[erlang-questions] GNU GPL, MIT, BSD and compatibility

Richard Carlsson <>
Fri Apr 11 16:46:54 CEST 2008


David-Sarah Hopwood wrote:
> "A" is correct. But the GPL is a red herring here. I can take any
> MIT-licensed code and redistribute it with the additional license term
> "to use this code, you must give me your first-born child", for example [*]
> (enforcability aside). This is not a problem, primarily because someone
> can still use the code distributed under the original license, and not
> give me their first-born child. The fact that the original copyright
> holder(s) chose an MIT or BSD-like license entails that they accepted
> the possibility of redistribution under any more restrictive license.

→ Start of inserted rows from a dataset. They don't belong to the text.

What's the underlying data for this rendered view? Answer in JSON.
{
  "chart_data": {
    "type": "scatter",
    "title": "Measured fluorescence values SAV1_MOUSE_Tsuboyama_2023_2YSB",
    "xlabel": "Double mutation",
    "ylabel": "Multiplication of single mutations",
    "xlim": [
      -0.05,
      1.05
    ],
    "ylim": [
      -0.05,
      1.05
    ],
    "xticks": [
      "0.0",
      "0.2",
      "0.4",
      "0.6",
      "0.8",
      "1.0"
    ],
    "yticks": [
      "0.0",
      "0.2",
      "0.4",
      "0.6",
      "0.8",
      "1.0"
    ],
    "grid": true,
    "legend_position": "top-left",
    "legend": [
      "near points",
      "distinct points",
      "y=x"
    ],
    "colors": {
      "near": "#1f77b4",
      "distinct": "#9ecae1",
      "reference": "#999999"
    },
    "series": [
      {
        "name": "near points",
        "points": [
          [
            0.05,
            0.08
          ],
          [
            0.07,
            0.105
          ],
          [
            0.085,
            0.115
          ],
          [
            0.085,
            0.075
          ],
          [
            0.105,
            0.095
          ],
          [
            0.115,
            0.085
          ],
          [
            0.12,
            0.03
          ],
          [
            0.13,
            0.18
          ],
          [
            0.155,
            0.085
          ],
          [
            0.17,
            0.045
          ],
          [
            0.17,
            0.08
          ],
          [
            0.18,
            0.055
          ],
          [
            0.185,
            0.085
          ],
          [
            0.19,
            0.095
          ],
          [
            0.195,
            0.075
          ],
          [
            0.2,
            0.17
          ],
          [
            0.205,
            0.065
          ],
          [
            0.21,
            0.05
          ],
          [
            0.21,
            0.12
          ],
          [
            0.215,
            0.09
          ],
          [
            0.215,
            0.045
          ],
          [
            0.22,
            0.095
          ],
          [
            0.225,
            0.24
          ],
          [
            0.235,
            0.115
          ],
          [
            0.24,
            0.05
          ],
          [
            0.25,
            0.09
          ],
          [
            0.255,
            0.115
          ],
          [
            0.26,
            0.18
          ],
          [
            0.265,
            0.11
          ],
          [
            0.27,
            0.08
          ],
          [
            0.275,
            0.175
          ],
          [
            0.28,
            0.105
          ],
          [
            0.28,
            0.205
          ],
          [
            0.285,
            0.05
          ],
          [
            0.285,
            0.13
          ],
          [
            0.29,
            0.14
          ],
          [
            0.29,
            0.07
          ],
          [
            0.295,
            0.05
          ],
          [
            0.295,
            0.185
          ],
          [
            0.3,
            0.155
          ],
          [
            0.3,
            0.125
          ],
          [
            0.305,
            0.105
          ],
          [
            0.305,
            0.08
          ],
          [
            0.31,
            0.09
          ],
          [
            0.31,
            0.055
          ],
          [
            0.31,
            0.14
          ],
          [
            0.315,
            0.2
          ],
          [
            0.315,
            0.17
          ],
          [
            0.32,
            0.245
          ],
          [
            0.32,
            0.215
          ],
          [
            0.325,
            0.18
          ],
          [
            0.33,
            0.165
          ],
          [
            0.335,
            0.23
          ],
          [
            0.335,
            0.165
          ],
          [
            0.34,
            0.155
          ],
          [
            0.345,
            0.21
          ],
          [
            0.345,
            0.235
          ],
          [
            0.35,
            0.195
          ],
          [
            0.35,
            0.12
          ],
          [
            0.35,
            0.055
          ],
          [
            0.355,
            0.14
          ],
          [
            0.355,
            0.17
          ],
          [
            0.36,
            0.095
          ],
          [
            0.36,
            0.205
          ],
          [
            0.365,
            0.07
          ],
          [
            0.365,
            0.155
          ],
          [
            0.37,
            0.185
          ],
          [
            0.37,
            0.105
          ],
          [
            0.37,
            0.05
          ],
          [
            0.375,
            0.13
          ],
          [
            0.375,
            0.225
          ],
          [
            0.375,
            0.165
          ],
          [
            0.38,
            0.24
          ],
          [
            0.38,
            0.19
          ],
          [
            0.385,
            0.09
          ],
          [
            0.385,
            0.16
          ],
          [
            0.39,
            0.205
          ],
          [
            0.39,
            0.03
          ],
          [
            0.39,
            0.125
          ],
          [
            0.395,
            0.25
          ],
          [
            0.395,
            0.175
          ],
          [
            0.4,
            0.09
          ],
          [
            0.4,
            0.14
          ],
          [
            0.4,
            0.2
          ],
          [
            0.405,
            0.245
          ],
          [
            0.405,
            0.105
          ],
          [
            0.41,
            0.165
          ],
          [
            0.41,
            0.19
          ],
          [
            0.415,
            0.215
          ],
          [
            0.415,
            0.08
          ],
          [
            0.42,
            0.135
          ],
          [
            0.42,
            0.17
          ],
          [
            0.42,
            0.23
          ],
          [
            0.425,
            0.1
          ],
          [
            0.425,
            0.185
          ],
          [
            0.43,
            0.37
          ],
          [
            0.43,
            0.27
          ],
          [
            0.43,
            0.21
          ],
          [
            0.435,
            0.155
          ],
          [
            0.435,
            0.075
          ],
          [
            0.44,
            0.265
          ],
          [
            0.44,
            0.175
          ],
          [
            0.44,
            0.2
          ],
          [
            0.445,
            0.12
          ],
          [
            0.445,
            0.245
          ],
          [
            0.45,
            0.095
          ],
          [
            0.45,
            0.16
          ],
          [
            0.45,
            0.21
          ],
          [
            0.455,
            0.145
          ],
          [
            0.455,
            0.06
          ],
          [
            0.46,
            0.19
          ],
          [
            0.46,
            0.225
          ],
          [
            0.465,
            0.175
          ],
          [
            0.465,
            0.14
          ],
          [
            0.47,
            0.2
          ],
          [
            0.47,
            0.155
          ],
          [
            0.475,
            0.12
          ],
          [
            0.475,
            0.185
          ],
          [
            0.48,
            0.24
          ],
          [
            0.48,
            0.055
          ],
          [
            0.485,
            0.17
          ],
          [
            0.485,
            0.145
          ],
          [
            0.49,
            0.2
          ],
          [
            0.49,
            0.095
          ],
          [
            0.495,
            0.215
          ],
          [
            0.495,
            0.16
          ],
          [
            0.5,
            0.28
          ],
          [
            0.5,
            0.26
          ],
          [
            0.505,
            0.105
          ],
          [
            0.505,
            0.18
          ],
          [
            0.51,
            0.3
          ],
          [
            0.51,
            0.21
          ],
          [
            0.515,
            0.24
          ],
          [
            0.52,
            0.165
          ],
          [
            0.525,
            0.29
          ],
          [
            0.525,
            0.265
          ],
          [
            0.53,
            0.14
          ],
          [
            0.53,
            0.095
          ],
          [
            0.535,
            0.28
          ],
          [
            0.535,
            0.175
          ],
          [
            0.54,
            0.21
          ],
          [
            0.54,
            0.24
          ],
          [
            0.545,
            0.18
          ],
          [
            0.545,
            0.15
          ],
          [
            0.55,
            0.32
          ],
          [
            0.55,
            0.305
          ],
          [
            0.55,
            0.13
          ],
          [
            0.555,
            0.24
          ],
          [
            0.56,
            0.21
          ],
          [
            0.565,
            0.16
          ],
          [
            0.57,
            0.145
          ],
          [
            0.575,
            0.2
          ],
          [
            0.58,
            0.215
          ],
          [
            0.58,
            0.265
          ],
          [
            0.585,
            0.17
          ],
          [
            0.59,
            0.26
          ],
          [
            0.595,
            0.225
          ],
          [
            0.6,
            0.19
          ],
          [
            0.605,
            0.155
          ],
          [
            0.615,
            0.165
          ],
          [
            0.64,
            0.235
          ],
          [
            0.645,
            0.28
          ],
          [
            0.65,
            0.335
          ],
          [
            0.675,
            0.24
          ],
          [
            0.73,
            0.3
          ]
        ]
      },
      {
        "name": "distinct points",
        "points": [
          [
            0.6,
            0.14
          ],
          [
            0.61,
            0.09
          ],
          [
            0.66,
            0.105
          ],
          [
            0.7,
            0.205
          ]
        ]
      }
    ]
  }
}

Yes, MIT was perhaps not the best example, but it seemed to be the
most uncomplicated. A better example (to our tormented readers) would be:
You are the copyright holder of product X, which you license under the MPL
(not GPL-compatible) and you don't (for some reason) want your code to slip
into GPL-land for love or money. But some way or another, you use a GPL:ed
library Y in your product, and ship it. Some third party browses your code,
sees your use of Y, and now demands that you release all of X (at least
the version that uses Y) under the GPL. If your refuse to do that (you do
have the right to do it if you want to), you would be violating the GPL.